Beritanya bukan berita biasa yang sifatnya lekang dimakan zaman. Sering ada edisi khusus tiap tahun biasanya jelang Sumpah Pemuda, HUT RI, dan lainnya.
Tiap Tempo terbit, juga ada laporan yang mengarah pada investigasi. Saya menduga Tempo ketiban untung besar saat menaikkan soal ACT.
Karena posisi Tempo memang khas dan jarang media massa wabilkhusus majalah berlaku demikian, saya setidaknya mau berlangganan.
Ditambah lagi tidak hanya majalah, tapi juga Koran Tempo bisa saya baca saban hari. Ini juga faktor pendukung kenapa saya dan pelanggan lain mau menginvestasikan duit untuk informasi dan literasi kami dengan Tempo.
Keunggulan komparatifnya ada. Ia berbeda ketimbang yang lain. Ada keunikan produk yang akhirnya menjatuhkan pilihan kami kepada Tempo.
Kalau ada orang Tempo membaca artikel ini, saya hanya pesan, kasihlah kami para pelanggan setia ini cenderamata. Jadilah dapat suvenir kaus Tempo, supaya ada kenang-kenangan.
Nah, bagaimana dengan Kompas. Saya melihat Kompas memang punya "kesulitan" tersendiri untuk mengubah citranya sebagai koran cetak menjadi koran digital.
Mungkin pendapat saya salah karena belum pernah lihat satu kali pun edisi Kompas.id.

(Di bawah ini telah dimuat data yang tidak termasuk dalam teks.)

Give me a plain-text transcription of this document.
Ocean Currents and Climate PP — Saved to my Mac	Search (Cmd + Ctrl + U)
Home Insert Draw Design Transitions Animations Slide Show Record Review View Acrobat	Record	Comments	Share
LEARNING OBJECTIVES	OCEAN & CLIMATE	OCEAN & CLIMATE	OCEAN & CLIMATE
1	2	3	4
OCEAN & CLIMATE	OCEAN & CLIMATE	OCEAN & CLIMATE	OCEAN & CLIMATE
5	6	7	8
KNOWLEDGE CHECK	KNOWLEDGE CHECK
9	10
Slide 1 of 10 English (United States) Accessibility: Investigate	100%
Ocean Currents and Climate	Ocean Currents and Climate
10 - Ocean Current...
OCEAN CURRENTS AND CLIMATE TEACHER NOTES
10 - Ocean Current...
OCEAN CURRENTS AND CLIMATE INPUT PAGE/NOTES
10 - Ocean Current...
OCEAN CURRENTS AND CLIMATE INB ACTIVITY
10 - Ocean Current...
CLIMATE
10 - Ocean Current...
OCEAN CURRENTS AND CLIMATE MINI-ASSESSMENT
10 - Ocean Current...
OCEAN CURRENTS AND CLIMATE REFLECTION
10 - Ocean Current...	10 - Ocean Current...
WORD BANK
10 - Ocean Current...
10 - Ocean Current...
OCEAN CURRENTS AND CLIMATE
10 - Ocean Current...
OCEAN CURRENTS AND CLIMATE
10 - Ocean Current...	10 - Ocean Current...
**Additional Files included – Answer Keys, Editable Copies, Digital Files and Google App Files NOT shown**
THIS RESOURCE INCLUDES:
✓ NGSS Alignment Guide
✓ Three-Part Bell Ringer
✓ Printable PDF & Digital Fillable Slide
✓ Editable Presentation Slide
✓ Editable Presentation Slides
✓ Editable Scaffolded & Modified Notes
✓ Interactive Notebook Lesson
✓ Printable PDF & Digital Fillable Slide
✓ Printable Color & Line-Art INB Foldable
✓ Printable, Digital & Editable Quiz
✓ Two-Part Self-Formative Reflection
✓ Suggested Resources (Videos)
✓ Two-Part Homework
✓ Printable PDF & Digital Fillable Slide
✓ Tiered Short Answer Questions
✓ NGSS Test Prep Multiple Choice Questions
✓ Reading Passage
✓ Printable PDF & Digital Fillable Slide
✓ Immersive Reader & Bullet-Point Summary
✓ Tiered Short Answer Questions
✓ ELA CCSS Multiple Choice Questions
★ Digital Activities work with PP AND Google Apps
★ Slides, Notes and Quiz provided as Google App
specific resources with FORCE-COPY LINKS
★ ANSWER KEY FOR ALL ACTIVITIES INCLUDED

Tapi, saya masih membaca Kompas edisi cetak. Biasanya saya membeli di akhir pekan karena beritanya atau tepatnya artikelnya keren-keren. Nah dari sini saya ingin memberikan masukan.
Kompas mesti tetap pada garis utamanya sebagai koran yang kritis, cerdas, dan memberikan nilai tambah pengetahuan kepada pembacanya.
Saya juga senang dan mendukung jika Kompas selalu memberikan tempat kepada yang papa. Entah di mana saya baca, salag satu pendiri Kompas mendiang Jacob Oetama pernah bilang, "melindungi yang papa, mengingatkan yang kaya".